Les discussions entre la ministre de la Justice Nicole Belloubet et les syndicats de l'administration pénitentiaire ont tourné court mardi et les organisations syndicales ont appelé à la poursuite du mouvement des gardiens, qui a débuté le 15 janvier. /Photo prise le 15 janvier 2018/REUTERS/Gonzalo Fuentes

PARIS (Reuters) - Les discussions entre la ministre de la Justice Nicole Belloubet et les syndicats de l'administration pénitentiaire ont tourné court mardi et les organisations syndicales ont appelé à la poursuite du mouvement des gardiens, qui a débuté le 15 janvier.

Le porte-parole du gouvernement, Benjamin Griveaux, a déclaré au Sénat que l'exécutif en prenait acte mais appelait à la reprise du dialogue et "au sens des responsabilités de chacun car cette activité ne peut pas être interrompue".
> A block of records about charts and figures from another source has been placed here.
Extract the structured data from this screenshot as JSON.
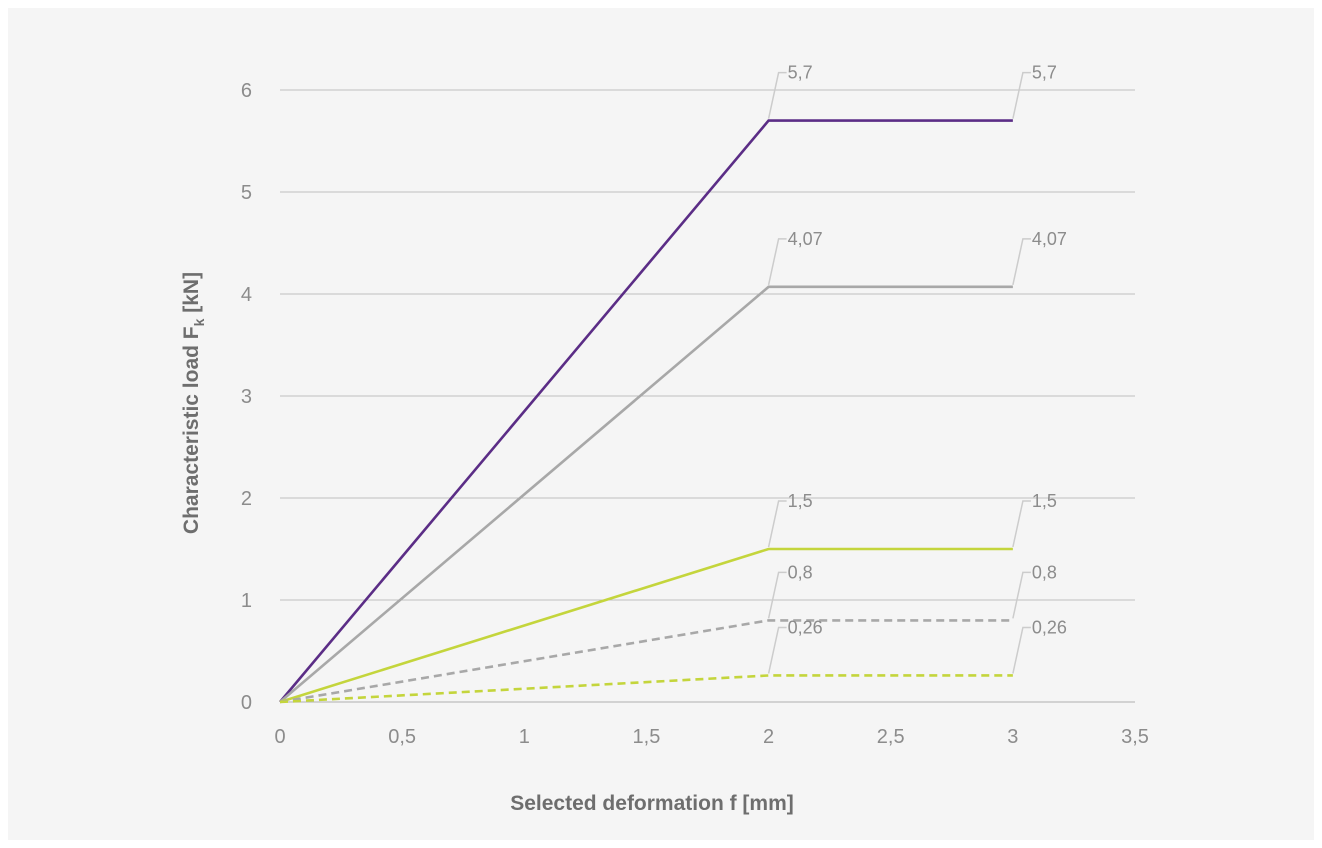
{
  "chart_data": {
    "type": "line",
    "title": "",
    "xlabel": "Selected deformation f [mm]",
    "ylabel": {
      "main": "Characteristic load  F",
      "sub": "k",
      "unit": " [kN]"
    },
    "xlim": [
      0,
      3.5
    ],
    "ylim": [
      0,
      6
    ],
    "x_ticks": [
      {
        "value": 0,
        "label": "0"
      },
      {
        "value": 0.5,
        "label": "0,5"
      },
      {
        "value": 1,
        "label": "1"
      },
      {
        "value": 1.5,
        "label": "1,5"
      },
      {
        "value": 2,
        "label": "2"
      },
      {
        "value": 2.5,
        "label": "2,5"
      },
      {
        "value": 3,
        "label": "3"
      },
      {
        "value": 3.5,
        "label": "3,5"
      }
    ],
    "y_ticks": [
      {
        "value": 0,
        "label": "0"
      },
      {
        "value": 1,
        "label": "1"
      },
      {
        "value": 2,
        "label": "2"
      },
      {
        "value": 3,
        "label": "3"
      },
      {
        "value": 4,
        "label": "4"
      },
      {
        "value": 5,
        "label": "5"
      },
      {
        "value": 6,
        "label": "6"
      }
    ],
    "grid": {
      "horizontal": true,
      "vertical": false
    },
    "legend": "none",
    "series": [
      {
        "id": "purple",
        "color": "#5b2d86",
        "dash": "solid",
        "points": [
          {
            "x": 0,
            "y": 0
          },
          {
            "x": 2,
            "y": 5.7
          },
          {
            "x": 3,
            "y": 5.7
          }
        ],
        "labels": [
          {
            "x": 2,
            "y": 5.7,
            "text": "5,7"
          },
          {
            "x": 3,
            "y": 5.7,
            "text": "5,7"
          }
        ]
      },
      {
        "id": "gray",
        "color": "#a8a8a8",
        "dash": "solid",
        "points": [
          {
            "x": 0,
            "y": 0
          },
          {
            "x": 2,
            "y": 4.07
          },
          {
            "x": 3,
            "y": 4.07
          }
        ],
        "labels": [
          {
            "x": 2,
            "y": 4.07,
            "text": "4,07"
          },
          {
            "x": 3,
            "y": 4.07,
            "text": "4,07"
          }
        ]
      },
      {
        "id": "green",
        "color": "#c4d53c",
        "dash": "solid",
        "points": [
          {
            "x": 0,
            "y": 0
          },
          {
            "x": 2,
            "y": 1.5
          },
          {
            "x": 3,
            "y": 1.5
          }
        ],
        "labels": [
          {
            "x": 2,
            "y": 1.5,
            "text": "1,5"
          },
          {
            "x": 3,
            "y": 1.5,
            "text": "1,5"
          }
        ]
      },
      {
        "id": "gray-dashed",
        "color": "#a8a8a8",
        "dash": "dashed",
        "points": [
          {
            "x": 0,
            "y": 0
          },
          {
            "x": 2,
            "y": 0.8
          },
          {
            "x": 3,
            "y": 0.8
          }
        ],
        "labels": [
          {
            "x": 2,
            "y": 0.8,
            "text": "0,8"
          },
          {
            "x": 3,
            "y": 0.8,
            "text": "0,8"
          }
        ]
      },
      {
        "id": "green-dashed",
        "color": "#c4d53c",
        "dash": "dashed",
        "points": [
          {
            "x": 0,
            "y": 0
          },
          {
            "x": 2,
            "y": 0.26
          },
          {
            "x": 3,
            "y": 0.26
          }
        ],
        "labels": [
          {
            "x": 2,
            "y": 0.26,
            "text": "0,26"
          },
          {
            "x": 3,
            "y": 0.26,
            "text": "0,26"
          }
        ]
      }
    ],
    "colors": {
      "background": "#f5f5f5",
      "grid": "#bfbfbf",
      "axis": "#bdbdbd",
      "tick_text": "#8c8c8c",
      "axis_title": "#6e6e6e",
      "leader": "#cccccc"
    }
  }
}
Selon la direction de l'administration pénitentiaire (DAP), au plus fort de la journée de mardi 122 des 188 prisons françaises ont été touchées à des titres divers par le mouvement des gardiens, qui demandent notamment une amélioration de leurs conditions de travail, en particulier en matière de sécurité.

Sur ces 122 établissements, 45 n'ont pas pu reprendre un service normal et la DAP, qui a mis en place une cellule spéciale dimanche, a fait appel à des gendarmes et policiers dans 11 d'entre eux pour suppléer les surveillants.

"On a une multiplication de refus de détenus de réintégrer leurs cellules", notamment à Laval (Mayenne) et Nantes (Loire-Atlantique), a-t-on déclaré de même source à Reuters, en citant au moins quatre cas d'établissements concernés.

Après l'échec d'une première phase de négociations, Nicole Belloubet avait repris lundi les discussions en main. Elle a rencontré de nouveau mardi après-midi les dirigeants de l'Ufap-Unsa Justice, du SNP Force ouvrière et de la CGT Pénitentiaire.

Mais ces trois organisations ont rapidement claqué la porte, faute d'engagement clair de la ministre, ont-elles expliqué, sur leurs revendications, et malgré la promesse d'un effort de 30 millions d'euros en matière de primes et d'indemnités.

L'Ufap-Unsa Justice, premier syndicat de surveillants, et la CGT pénitentiaire contestent la répartition de cette enveloppe entre trois primes, dont une "prime de sécurité" de 1.400 euros pour les gardiens les plus exposés aux détenus dangereux.

"C'est une prime à se faire trancher la gorge, ce n'est pas terrible", a dit à Reuters le secrétaire général de l'Ufap-Unsa, Jean-François Forget. Christopher Dorangeville, son homologue de la CGT Pénitentiaire, parle de "prime à l'agression".

"ÇA A CLASHÉ TRÈS VITE"

CGT pénitentiaire et SNP Force ouvrière insistent sur l'ouverture de négociations statutaires pour permettre au personnel pénitentiaire, en grande majorité en catégorie C de l'administration, d'accéder à la catégorie supérieure, ce que refuse la garde des Sceaux.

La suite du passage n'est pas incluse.